Firstly, i've recently taken on the management of a proxmox cluster which I have had no experience managing previously (i'm completely new to cluster management, but not too bad at linux).
pve-manager/5.1-46/ae8241d4 (running kernel: 4.13.13-6-pve)
I have 2 xen nodes which run a number of containers and VMs within them. Yesterday, a container on Xen2, which runs a mysql database, stopped responding. I was able to log in to the container via ssh and attempted to restart mysql only to receive an error along the lines that it was unable to connect to the mysql.sock. So I decided to simply shutdown the container and start it back up. I chose 'shutdown' in proxmox UI for the container, which it then shutdown. Then I clicked 'start', in which proxmox logs recorded:
CT 110 - Start ERROR: command 'systemctl start pve-container@110' failed: exit code 1
So, I've tried running the 'system start ...' via ssh. It takes a while, and then I get the following:
Job for pve-container@110.service failed because a timeout was exceeded.
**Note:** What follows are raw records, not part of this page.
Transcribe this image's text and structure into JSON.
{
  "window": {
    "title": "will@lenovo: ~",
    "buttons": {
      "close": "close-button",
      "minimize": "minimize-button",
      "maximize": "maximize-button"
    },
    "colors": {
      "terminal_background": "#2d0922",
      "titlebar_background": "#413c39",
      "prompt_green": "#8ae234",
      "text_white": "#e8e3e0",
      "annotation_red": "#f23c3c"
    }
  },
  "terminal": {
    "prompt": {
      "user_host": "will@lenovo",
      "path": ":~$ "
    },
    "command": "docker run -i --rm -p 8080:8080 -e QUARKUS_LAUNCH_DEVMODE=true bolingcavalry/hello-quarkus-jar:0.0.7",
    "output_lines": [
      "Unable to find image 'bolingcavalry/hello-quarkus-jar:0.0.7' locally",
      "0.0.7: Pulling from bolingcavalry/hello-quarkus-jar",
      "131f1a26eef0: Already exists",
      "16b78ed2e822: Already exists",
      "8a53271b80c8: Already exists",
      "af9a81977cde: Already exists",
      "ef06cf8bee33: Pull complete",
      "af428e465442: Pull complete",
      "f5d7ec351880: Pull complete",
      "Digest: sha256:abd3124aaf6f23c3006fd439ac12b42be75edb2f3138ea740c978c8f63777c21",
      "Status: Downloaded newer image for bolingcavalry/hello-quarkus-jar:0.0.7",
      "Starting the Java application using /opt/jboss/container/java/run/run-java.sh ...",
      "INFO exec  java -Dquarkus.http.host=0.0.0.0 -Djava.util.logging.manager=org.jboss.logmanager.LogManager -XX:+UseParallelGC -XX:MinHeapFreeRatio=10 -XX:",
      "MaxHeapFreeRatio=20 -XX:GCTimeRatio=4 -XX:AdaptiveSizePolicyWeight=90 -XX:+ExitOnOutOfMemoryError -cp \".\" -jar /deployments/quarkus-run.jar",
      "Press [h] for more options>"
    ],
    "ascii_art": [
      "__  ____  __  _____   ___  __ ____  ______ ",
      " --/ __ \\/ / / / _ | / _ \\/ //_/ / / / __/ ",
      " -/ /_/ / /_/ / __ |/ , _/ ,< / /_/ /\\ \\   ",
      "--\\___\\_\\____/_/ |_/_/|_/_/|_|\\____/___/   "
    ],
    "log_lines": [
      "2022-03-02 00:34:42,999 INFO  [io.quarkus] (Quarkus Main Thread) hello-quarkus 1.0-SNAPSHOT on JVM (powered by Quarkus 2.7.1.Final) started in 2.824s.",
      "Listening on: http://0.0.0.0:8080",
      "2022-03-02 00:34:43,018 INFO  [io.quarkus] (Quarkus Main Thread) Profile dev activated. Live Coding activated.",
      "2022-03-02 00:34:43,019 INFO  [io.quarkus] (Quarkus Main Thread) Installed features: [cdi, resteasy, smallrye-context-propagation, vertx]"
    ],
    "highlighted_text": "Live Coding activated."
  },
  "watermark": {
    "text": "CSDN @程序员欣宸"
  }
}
See "systemctl status pve-container@110.service" and "journalctl -xe" for details.
Here is the output of 'systemctl status ...':
● pve-container@110.service - PVE LXC Container: 110
Loaded: loaded (/lib/systemd/system/pve-container@.service; static; vendor preset: enabled)
Active: failed (Result: timeout) since Thu 2018-06-07 08:35:22 BST; 43s ago
Docs: man:lxc-start
man:lxc
man:pct
Process: 1603366 ExecStart=/usr/bin/lxc-start -n 110 (code=killed, signal=TERM)
Tasks: 1 (limit: 4915)
CGroup: /system.slice/system-pve\x2dcontainer.slice/pve-container@110.service
└─1532500 [lxc monitor] /var/lib/lxc 110
Jun 07 08:33:52 xen2 systemd[1]: Starting PVE LXC Container: 110...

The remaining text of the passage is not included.